Max Gray

Personal information
- Full name: Maxwell Alan Gray
- Born: 3 July 1911 Goulburn, New South Wales, Australia
- Died: 1 March 1989 (aged 77)

Playing information
- Position: Second-row, Lock
Club
| Years | Team | Pld | T | G | FG | P |
| 1934–36 | Western Suburbs | 32 | 6 | 0 | 0 | 18 |
| 1940 | Western Suburbs | 14 | 1 | 0 | 0 | 3 |
|  | Total | 46 | 7 | 0 | 0 | 21 |

Coaching information
Club
| Years | Team | Gms | W | D | L | W% |
| 1940 | Western Suburbs |  |  |  |  |  |
- Source:

= Max Gray =

Australian rugby league player (1911-1989)

Maxwell Alan Gray was an Australian Rugby League footballer who played in the 1930s and 1940s. He played for Western Suburbs in the NSWRL competition.

==Playing career==
Gray made his first grade debut for Western Suburbs in Round 1 1934 against Balmain at Leichhardt Oval. In the same season, Western Suburbs went from wooden spooners in 1933 to winning the minor premiership and premiership in 1934.

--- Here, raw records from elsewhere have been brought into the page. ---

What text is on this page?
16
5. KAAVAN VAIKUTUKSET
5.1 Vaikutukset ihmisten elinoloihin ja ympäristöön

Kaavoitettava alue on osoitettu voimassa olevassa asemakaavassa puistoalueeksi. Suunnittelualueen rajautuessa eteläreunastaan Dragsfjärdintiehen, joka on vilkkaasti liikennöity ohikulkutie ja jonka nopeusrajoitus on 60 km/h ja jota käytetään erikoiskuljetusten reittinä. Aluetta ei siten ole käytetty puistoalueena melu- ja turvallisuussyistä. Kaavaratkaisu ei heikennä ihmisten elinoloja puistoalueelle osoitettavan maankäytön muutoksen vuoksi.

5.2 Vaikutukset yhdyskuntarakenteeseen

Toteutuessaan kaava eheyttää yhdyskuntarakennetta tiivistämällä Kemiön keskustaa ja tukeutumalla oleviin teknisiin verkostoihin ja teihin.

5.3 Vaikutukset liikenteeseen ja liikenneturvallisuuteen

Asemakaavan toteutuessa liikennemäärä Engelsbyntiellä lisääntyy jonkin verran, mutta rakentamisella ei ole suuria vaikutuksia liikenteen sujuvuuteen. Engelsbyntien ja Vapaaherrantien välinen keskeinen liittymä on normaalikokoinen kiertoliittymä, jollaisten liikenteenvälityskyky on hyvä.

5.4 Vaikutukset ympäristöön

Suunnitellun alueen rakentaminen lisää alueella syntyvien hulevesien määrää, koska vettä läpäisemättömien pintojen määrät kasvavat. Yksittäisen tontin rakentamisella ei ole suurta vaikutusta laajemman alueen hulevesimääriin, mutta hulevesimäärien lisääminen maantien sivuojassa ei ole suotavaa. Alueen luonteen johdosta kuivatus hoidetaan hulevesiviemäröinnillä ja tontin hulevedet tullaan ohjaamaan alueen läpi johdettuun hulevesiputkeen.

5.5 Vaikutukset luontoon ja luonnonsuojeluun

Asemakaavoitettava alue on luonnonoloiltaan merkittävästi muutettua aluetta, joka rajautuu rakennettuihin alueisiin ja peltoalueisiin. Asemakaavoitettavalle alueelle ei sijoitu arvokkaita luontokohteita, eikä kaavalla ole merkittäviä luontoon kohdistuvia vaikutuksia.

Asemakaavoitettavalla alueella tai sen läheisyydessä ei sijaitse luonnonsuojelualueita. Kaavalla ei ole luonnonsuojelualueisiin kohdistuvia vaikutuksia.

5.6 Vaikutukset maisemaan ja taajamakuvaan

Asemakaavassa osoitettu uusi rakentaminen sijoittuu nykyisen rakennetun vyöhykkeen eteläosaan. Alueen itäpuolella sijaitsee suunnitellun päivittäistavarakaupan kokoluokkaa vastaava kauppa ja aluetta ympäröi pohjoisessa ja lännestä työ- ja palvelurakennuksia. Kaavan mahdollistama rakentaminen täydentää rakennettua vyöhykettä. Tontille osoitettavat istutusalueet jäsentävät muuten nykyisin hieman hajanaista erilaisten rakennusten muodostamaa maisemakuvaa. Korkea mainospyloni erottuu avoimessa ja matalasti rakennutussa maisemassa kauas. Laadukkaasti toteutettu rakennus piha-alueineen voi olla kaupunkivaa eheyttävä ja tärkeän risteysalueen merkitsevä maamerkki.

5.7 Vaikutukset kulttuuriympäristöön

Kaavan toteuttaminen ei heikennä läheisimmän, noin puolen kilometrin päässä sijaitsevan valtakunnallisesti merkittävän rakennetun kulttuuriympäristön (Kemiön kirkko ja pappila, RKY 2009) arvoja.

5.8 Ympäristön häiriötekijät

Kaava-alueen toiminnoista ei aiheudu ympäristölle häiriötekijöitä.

The change in form was attributed to the fact that Western Suburbs lost players such as Frank McMillan and Alan Ridley who were away on tour with the Australian team when the club finished last but returned for the start of the 1934 season.

Gray played in the 1934 grand final victory over Eastern Suburbs at the Sydney Sports Ground. The final had been delayed for over a week due to heavy rain and Wests went into the match as underdogs with Easts boasting players such as future immortal David Brown, Viv Thicknesse, Ray Stehr, Andy Norval and Cliff Pearce. As of the 2019 season, no other team since Western Suburbs has come from last place to winning the premiership the following year.

Gray was captain-coach of West Wyalong when they won the 1938 Group 9 premiership.

Gray returned to play with Western Suburbs for a season as captain-coach in 1940 before retiring.